この時、どの背景にどのセルを載せて何コマ撮影するかなどは、タイムシートに書かれた指示をもとに行います。
この撮影は通常カット単位で行われ、当時はフィルムの時代だったので、撮影が終わったフィルムを現像所へ現像へまわします。
また、今で言われるエフェクトのようなものは通常撮影後につけることができないので、エフェクト同等な撮影時に付け加えられる特殊効果(半露出など)は、この撮影時に行われます。
特殊効果の種類によっては現像されたフィルムに対し加えられるものもあるので、それは後の工程で行われます。
プロダクション終了
これでいわゆるプロダクションと言われる制作部分は終了です。
実際はトレースの前の原画や中割りの段階で何度もチェックややり直しなどを繰り返したりもしますが、基本の流れとしては理解いただけたのではないでしょか?

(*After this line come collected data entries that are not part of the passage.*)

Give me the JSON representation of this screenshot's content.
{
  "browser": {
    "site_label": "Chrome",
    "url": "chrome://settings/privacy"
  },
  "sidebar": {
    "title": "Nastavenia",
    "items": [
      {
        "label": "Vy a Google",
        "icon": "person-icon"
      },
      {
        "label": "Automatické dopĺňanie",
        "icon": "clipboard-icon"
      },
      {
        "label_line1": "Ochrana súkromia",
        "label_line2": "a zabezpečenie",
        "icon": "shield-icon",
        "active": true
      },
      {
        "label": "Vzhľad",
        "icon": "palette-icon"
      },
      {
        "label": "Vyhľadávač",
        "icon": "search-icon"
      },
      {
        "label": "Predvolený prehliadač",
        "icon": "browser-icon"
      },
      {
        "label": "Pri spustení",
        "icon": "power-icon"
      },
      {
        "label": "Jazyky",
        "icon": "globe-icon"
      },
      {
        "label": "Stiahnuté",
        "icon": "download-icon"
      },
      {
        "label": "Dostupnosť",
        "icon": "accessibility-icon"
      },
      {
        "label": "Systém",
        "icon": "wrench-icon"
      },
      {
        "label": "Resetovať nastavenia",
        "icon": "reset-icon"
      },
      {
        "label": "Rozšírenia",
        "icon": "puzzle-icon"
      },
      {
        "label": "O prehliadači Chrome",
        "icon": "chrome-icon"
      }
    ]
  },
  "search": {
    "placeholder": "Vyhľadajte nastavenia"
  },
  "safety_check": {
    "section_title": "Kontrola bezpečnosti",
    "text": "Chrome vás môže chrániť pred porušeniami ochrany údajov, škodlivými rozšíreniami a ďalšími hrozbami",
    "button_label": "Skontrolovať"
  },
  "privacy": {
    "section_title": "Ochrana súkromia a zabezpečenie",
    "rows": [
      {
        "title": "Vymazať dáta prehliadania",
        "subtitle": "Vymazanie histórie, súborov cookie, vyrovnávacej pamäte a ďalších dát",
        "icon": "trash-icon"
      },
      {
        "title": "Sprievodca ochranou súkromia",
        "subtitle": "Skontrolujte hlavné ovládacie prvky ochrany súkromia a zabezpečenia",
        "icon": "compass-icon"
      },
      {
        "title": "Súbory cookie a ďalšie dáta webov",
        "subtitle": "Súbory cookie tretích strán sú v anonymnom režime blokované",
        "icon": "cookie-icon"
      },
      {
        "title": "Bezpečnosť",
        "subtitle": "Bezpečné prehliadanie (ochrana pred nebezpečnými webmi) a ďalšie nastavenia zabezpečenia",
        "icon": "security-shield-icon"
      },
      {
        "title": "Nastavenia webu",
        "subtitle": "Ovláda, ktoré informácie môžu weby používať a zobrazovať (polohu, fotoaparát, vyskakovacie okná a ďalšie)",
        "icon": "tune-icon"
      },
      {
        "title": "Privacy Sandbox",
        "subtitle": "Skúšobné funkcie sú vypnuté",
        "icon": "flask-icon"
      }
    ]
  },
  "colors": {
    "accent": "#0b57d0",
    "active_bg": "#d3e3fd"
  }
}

この後ポストプロダクションと言われる工程でフィルムの編集、アフレコや効果音・BGM などが加えられ最終作品となっていきます。
まとめ
現在ではほとんどの部分でのデジタル化が当たり前になっているので若干工程は異なりますが、最初にも述べたように、この流れを引き継いで現在のデジタルアニメの制作に至っているのです。
また別の記事で、デジタル時代に対応したアニメーション制作の工程(特に個人や少人数の自主制作で)の流れを紹介していきたいと思います。
そして各工程の詳細内容などの記事を追加した場合、随時このページにリンクを貼っていく予定です。